NIH’s Clinical Center: Patient Safety ConcernsAugust 14, 2017
The Clinical Center at the National Institutes of Health (NIH) is recognized worldwide as a leader in biomedical research. Thousands of patients come to the Clinical Center each year hoping to benefit from the kind of life-saving medical breakthroughs that have made it the flagship hospital of the NIH. Recently, however, a report found that the hospital suffered from low employee morale and ongoing patient safety concerns.
According to the report, staff expressed concerns that patient safety was being affected by poor management, lack of accountability, and outdated equipment. In fact, some of the equipment was so old that replacement parts were no longer available. The report also revealed an issue with transferring patients from the NIH facility to another hospital. If a patient needs medical care that the Clinical Center cannot provide, it can take up to 45 minutes for an ambulance to get through NIH’s security.
Research from 17 different NIH institutes take place at the Clinical Center, meaning that patients are participating in different research protocols. Therefore, it can be difficult to know which physician is medically responsible at any given moment. In addition, it can become confusing for staff when a patient’s medical condition changes, which can affect the treatment protocol.
A previous report, known as the Red Team report, examined patient safety and found that there was an unintentional shift in culture from a patient safety-focus to meeting the high demand for research. The results of the Red Team report had a significant impact on employee morale due to the fact that many of the hospital staff felt that they had not been properly consulted. There was also a drop in the number of research patients receiving treatment, from 127 patients last year to 110 patients this year thus far.

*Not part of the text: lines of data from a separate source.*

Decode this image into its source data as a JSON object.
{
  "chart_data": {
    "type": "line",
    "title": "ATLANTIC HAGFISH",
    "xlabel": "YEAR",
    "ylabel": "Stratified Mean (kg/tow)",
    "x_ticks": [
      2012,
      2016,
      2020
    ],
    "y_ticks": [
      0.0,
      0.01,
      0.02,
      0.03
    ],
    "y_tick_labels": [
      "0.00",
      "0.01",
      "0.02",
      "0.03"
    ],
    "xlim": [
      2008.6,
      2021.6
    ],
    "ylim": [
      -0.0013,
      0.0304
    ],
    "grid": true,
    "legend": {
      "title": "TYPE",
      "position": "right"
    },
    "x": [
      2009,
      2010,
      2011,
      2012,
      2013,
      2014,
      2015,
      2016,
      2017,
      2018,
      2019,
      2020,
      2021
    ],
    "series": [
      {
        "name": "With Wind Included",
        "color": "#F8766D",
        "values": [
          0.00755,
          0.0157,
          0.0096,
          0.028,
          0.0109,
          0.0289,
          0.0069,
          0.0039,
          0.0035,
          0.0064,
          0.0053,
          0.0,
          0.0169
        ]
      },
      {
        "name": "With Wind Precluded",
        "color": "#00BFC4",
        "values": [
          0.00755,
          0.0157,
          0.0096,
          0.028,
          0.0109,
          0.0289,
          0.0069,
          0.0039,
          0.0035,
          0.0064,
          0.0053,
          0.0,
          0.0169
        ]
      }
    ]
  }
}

New Leadership Aims to Make Significant Improvements
In response to the results of the Red Team report and low employee morale, NIH Director Francis Collins replaced the management team and indicated that there would be a renewed focus on oversight and patient safety. New positions of leadership were created, including a chief executive position, which was appointed to Major General James Gilman, Commanding General of the U.S. Army Medical Research and Materiel Command in Fort Detrick, Maryland. In addition, Collins called on former U.S. Health and Human Services official, Stewart Simonson, to lead a series of focus groups on new and innovative ways to improve the Clinical Center.
According to Simonson, despite concerns revealed in the report, the staff consider it an honor and a privilege to be a part of the Clinical Center, where breakthroughs in biomedical research are made every day. NIH officials have already begun to address communication issues and make immediate improvements to facilities in need of repair.